Purpose: To report our experience with finger-assisted, single-port transvesical enucleation of the prostate (F-STEP) compared with transurethral resection of the prostate (TURP) for benign prostatic hyperplasia.
Patients and Methods: From January 2009 to April 2010, perioperative data on the 32 patients in the F-STEP group were collected and compared with the 67 patients in the TURP group. Intravesical prostatic protrusion (IPP) grade 3 was included in the F-STEP group. In the F-STEP group, a homemade, single-port device using an Alexis wound retractor was introduced transvesically through a small incision. After establishing a pneumovesicum, the adenoma was enucleated laparoscopically with finger dissection. A conventional method was performed in the TURP group.

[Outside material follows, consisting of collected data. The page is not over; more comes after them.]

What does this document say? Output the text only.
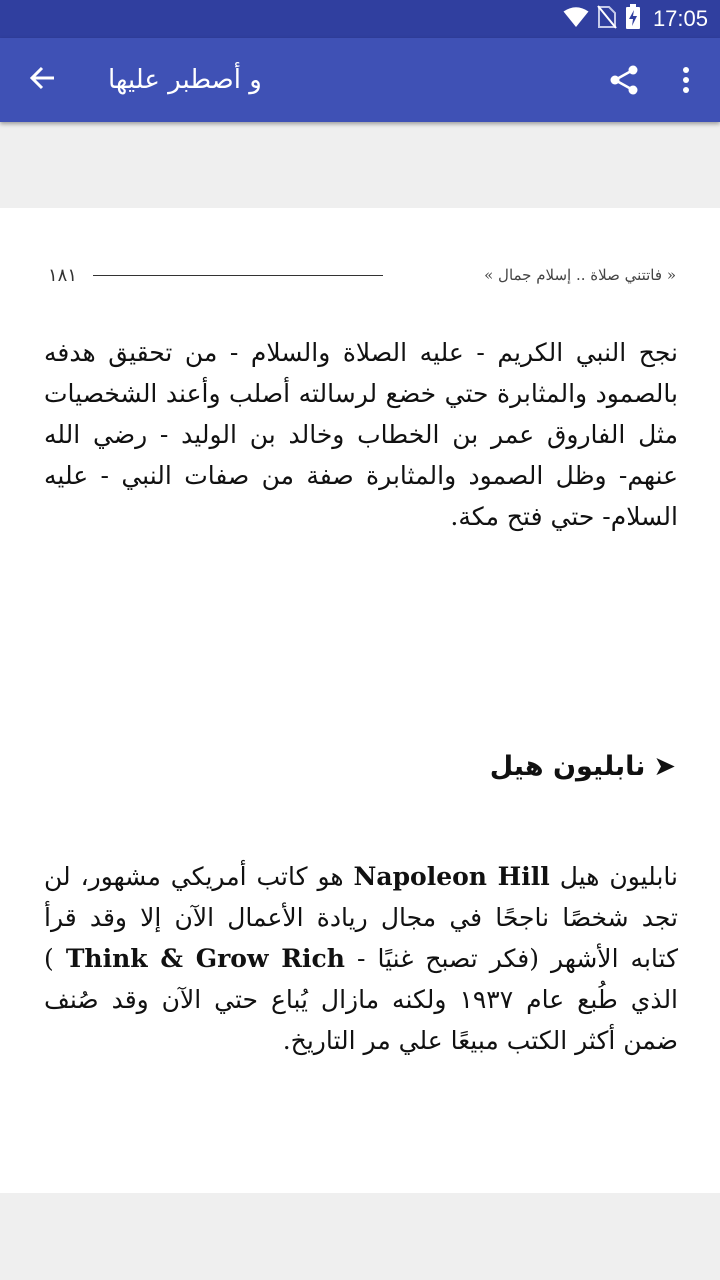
17:05
و أصطبر عليها
١٨١	« فاتتني صلاة .. إسلام جمال »
نجح النبي الكريم - عليه الصلاة والسلام - من تحقيق هدفه بالصمود والمثابرة حتي خضع لرسالته أصلب وأعند الشخصيات مثل الفاروق عمر بن الخطاب وخالد بن الوليد - رضي الله عنهم- وظل الصمود والمثابرة صفة من صفات النبي - عليه السلام- حتي فتح مكة.
➤
نابليون هيل
نابليون هيل Napoleon Hill هو كاتب أمريكي مشهور، لن تجد شخصًا ناجحًا في مجال ريادة الأعمال الآن إلا وقد قرأ كتابه الأشهر (فكر تصبح غنيًا - Think & Grow Rich ) الذي طُبع عام ١٩٣٧ ولكنه مازال يُباع حتي الآن وقد صُنف ضمن أكثر الكتب مبيعًا علي مر التاريخ.
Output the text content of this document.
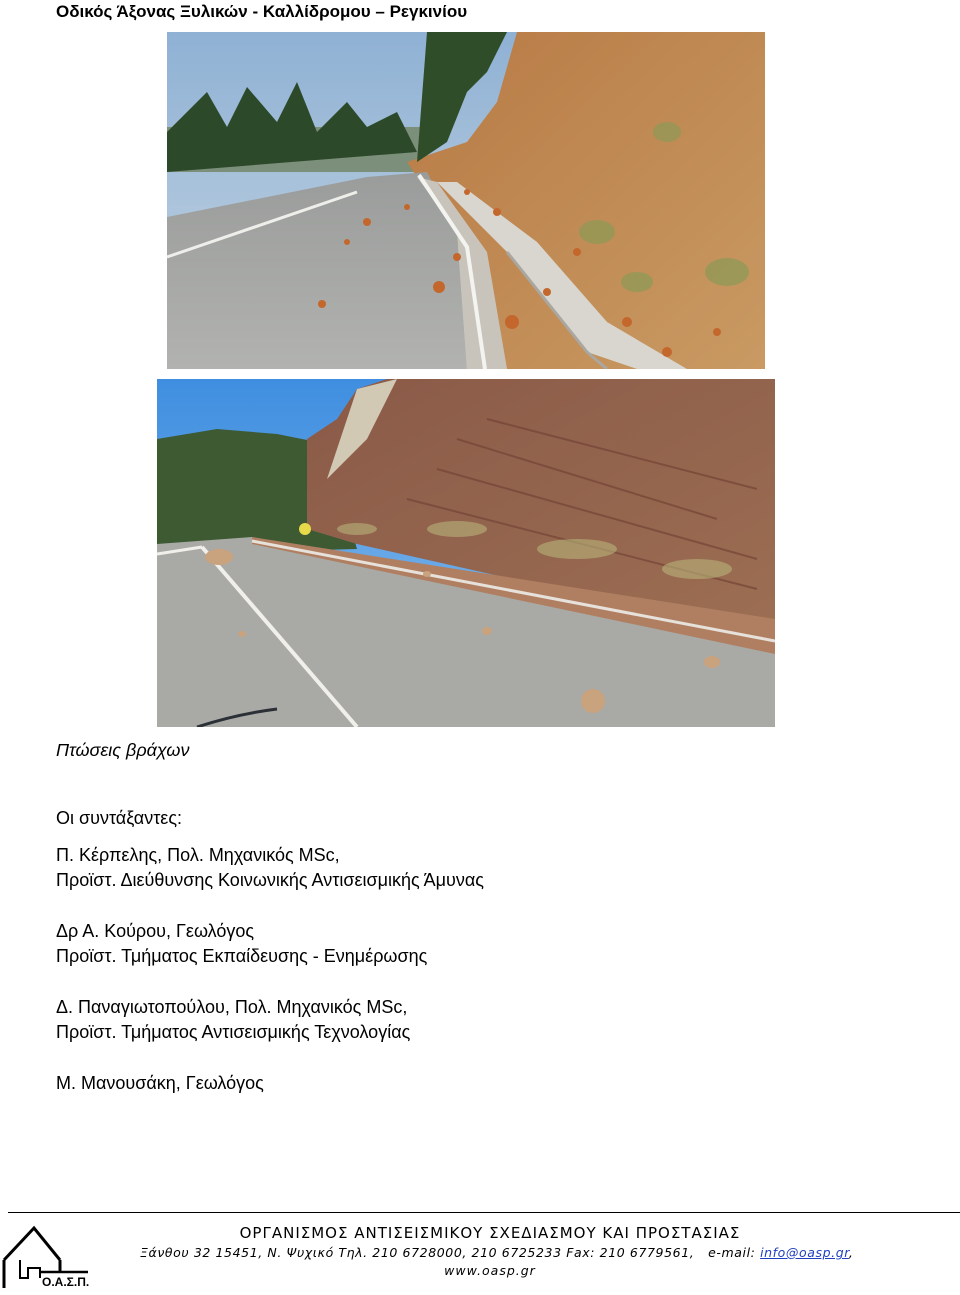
Οδικός Άξονας Ξυλικών - Καλλίδρομου – Ρεγκινίου
Πτώσεις βράχων
Οι συντάξαντες:
Π. Κέρπελης, Πολ. Μηχανικός MSc,
Προϊστ. Διεύθυνσης Κοινωνικής Αντισεισμικής Άμυνας
Δρ Α. Κούρου, Γεωλόγος
Προϊστ. Τμήματος Εκπαίδευσης - Ενημέρωσης
Δ. Παναγιωτοπούλου, Πολ. Μηχανικός MSc,
Προϊστ. Τμήματος Αντισεισμικής Τεχνολογίας
Μ. Μανουσάκη, Γεωλόγος
Ο.Α.Σ.Π.
ΟΡΓΑΝΙΣΜΟΣ ΑΝΤΙΣΕΙΣΜΙΚΟΥ ΣΧΕΔΙΑΣΜΟΥ ΚΑΙ ΠΡΟΣΤΑΣΙΑΣ
Ξάνθου 32 15451, Ν. Ψυχικό Τηλ. 210 6728000, 210 6725233 Fax: 210 6779561, e-mail: info@oasp.gr,
www.oasp.gr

Results: There was no significant preoperative difference in age, prostate size, maximum uroflow rate (Qmax), dysuria, international prostate symptom score (IPSS), and quality of life score (QoLs) between the two groups. The postoperative IPSS (4.00 vs 8.77, P=0.03), Qmax (36.19 vs 22.03mL/min, P=0.04), dysuria (visual analogue score 1.73 vs 3.14, P=0.04), and IPSS recovery period (5.54 vs 10.88 weeks, P=0.01) were significantly improved in the F-STEP group compared with the TURP group. The mean operative time (109.42 vs 68.03 min, P=0.02) and catheterization time (5.31 vs 2.09 days, P=0.03) were significantly longer. Weight of the extracted specimen (48.35 vs 29.85 gm, P=0.03) were greater in the F-STEP than in the TURP group. In the F-STEP group, no urethral stricture developed.
Conclusions: F-STEP is an effective technique modification without urethral complications that is indicated for moderate-to-large prostates with intraveiscal protruding adenoma.